Closed rosenhouse closed 4 days ago
cc @rshriram
Yeah I think we can probably add listener drain configuration to better determine what happens when a listener enters drain mode. I.e., an option can be to just start refusing connections immediately when draining starts.
In Approach 2. above, typically a different signal is used for a graceful stop, such as SIGHUP. SIGTERM well-known behavior should not be altered.
Note also in the observations for 2. above, that keeping the listener alive after SIGTERM is clearly erroneous, a bug in its own right; that is unrelated to the desire for a TCP drain functionality.
That may be a formatting oversight in the issue. I'm pretty sure Envoy just quits on SIGTERM. Let me fix that in the issue description.
Now, Envoy support graceful shutdown?
To sum up my research to date, and of the three pathways above aught to work, but none will, due to the underlying libevent listener implementation in 2.1.8 released Feb of '17.
It appears deliberate that disabling a listener simply removes the socket from the poll queue, collecting connections against the backq, until then listener is re-enabled.
Work on the listener implementation has been merged to the 2.2.0 dev master, so I am working on a minimal repro case to discuss as a libevent ticket, solicit workarounds effective for 2.0/2.1/2.2, and determine whether this represents a defect or enhancement.
Can you elaborate on what issues you're having with libevent?
I'm working on implementing something similar right now. I'm trying to solve a slightly different problem, but it has a lot of overlap. But I have envoy closing its listener (as reported by netstat).
See #3307. Would that resolve this issue for you?
@ggreenway Yes, thank you.
In the future, we may want a means for certain listeners to opt-out of this behavior. For example, in a sidecar proxy scenario, during the shutdown & drain time, we'd want to close the ingress listeners but leave any egress listeners open until the very end. But we can wait on that enhancement. For now, #3307 would be great.
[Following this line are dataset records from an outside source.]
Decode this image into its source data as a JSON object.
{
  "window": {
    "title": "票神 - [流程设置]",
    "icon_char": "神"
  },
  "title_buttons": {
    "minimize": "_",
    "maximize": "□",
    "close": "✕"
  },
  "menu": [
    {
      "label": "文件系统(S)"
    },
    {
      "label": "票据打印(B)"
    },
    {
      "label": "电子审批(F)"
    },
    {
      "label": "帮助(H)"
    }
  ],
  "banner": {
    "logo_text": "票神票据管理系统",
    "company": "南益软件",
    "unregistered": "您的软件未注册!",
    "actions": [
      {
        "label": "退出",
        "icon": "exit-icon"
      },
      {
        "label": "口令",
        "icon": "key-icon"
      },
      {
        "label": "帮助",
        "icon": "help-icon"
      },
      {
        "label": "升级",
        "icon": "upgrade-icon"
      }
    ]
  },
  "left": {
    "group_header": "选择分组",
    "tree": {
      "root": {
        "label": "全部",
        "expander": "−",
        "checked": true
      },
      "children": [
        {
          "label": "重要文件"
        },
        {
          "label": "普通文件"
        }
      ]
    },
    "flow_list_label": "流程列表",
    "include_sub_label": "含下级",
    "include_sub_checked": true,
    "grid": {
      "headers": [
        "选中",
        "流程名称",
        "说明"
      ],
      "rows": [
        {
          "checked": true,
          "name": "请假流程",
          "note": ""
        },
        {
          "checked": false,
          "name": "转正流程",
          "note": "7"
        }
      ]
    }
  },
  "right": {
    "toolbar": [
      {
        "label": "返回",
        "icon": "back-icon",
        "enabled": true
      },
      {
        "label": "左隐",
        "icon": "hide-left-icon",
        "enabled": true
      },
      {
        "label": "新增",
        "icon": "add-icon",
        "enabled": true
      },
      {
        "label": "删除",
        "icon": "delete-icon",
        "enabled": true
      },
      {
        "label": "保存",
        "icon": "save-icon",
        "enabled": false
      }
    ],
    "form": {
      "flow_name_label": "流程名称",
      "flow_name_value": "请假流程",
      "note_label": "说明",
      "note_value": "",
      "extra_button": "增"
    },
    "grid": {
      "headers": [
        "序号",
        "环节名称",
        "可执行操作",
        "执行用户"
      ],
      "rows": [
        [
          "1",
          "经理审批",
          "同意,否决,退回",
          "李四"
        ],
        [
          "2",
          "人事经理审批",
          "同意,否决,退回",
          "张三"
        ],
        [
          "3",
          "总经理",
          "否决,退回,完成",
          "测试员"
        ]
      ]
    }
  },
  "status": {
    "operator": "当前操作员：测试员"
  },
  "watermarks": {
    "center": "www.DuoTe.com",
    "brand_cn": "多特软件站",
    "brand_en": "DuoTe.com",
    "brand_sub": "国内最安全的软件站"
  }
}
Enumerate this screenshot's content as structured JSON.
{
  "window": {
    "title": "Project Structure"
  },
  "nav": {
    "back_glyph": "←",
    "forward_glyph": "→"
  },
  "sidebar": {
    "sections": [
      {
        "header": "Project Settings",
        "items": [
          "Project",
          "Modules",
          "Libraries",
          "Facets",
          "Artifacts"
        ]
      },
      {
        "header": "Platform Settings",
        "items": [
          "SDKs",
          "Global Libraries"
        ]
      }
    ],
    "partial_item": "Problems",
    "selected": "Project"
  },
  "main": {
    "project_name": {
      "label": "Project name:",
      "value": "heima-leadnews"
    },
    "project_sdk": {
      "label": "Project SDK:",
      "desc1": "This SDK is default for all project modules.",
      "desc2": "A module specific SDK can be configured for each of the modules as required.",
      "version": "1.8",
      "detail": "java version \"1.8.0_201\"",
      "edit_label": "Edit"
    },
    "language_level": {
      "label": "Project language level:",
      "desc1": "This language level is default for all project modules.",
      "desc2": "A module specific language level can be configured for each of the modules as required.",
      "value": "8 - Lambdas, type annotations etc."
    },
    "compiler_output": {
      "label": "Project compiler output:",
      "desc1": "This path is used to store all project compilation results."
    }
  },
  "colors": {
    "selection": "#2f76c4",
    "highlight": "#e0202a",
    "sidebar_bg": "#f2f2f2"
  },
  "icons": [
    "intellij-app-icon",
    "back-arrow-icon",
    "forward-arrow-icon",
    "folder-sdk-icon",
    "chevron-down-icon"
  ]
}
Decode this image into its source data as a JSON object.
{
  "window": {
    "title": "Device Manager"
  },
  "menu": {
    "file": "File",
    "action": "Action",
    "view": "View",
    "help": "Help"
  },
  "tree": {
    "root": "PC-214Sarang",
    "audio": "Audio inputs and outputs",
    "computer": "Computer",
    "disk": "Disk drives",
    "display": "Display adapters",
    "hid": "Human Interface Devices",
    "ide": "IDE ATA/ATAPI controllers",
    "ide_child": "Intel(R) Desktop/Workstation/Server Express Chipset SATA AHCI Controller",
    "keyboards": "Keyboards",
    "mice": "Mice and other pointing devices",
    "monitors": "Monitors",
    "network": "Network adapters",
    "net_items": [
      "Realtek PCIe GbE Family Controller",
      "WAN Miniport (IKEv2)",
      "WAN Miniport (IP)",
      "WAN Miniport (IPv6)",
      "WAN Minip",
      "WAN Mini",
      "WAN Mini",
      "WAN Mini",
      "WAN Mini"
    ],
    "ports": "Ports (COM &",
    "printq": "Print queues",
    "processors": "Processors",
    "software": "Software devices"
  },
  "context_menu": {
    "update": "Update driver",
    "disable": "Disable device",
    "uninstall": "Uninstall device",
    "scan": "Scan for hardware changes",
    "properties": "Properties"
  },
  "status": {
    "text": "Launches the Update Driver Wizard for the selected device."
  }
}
@ggreenway @rosenhouse note that we already support selective per-listener drain options via https://github.com/envoyproxy/envoy/blob/master/api/envoy/api/v2/lds.proto#L121 (and use it for same reasons at Lyft). @ggreenway please also consider ^ when you are looking into the final solution.
@rosenhouse For clarity, in your ideal scenario, can you write a timeline (or ordered list) of when ingress and egress listeners would be drained and closed?
@emalm does that look right?
Thanks
Thanks, @rosenhouse, that sequence looks right to me!
Not sure if this is important to you or not, but 1 caveat to keep in mind: if you have no way to tell your clients to stop connecting before you close listeners (to cause TCP clients to see connection refused), the listener may have some connections in the listen() backlog when the listener is closed. There is no race-free way to avoid this with the socket API. Those connections will get RST, but they may have already sent some request data.
@ggreenway interesting, I wasn't aware of that. Do you have any references you could point to that describe this?
The documentation is scarce, and results may be OS-dependent. I did testing on linux, using a simple test client and server application. The server calls listen() but never calls accept(). The client connects (using blocking socket calls), then sends some bytes. tcpdump shows the client SYN, server SYN/ACK, client ACK, and the client sending data, and the server ACK'ing the data.
The reason is that, at least on linux, accept() will always return a fully-established connection socket, not a half-open socket. So to meet that requirement, the server OS must tell the client that is is connected. Once it is connected, the client may fill up at least 1 TCP Window worth of data.
@ggreenway I see we've been mulling the same issue.
I'm also convinced libevent is wrong; http://www.wangafu.net/~nickm/libevent-book/Ref8_listener.html Enabling and disabling an evconnlistener int evconnlistener_disable(struct evconnlistener lev); int evconnlistener_enable(struct evconnlistener lev); These functions temporarily disable or reenable listening for new connections.'
They do no such thing, of course; the listener remains open accepting connections, while the event loop stops accepting them during the disabled period.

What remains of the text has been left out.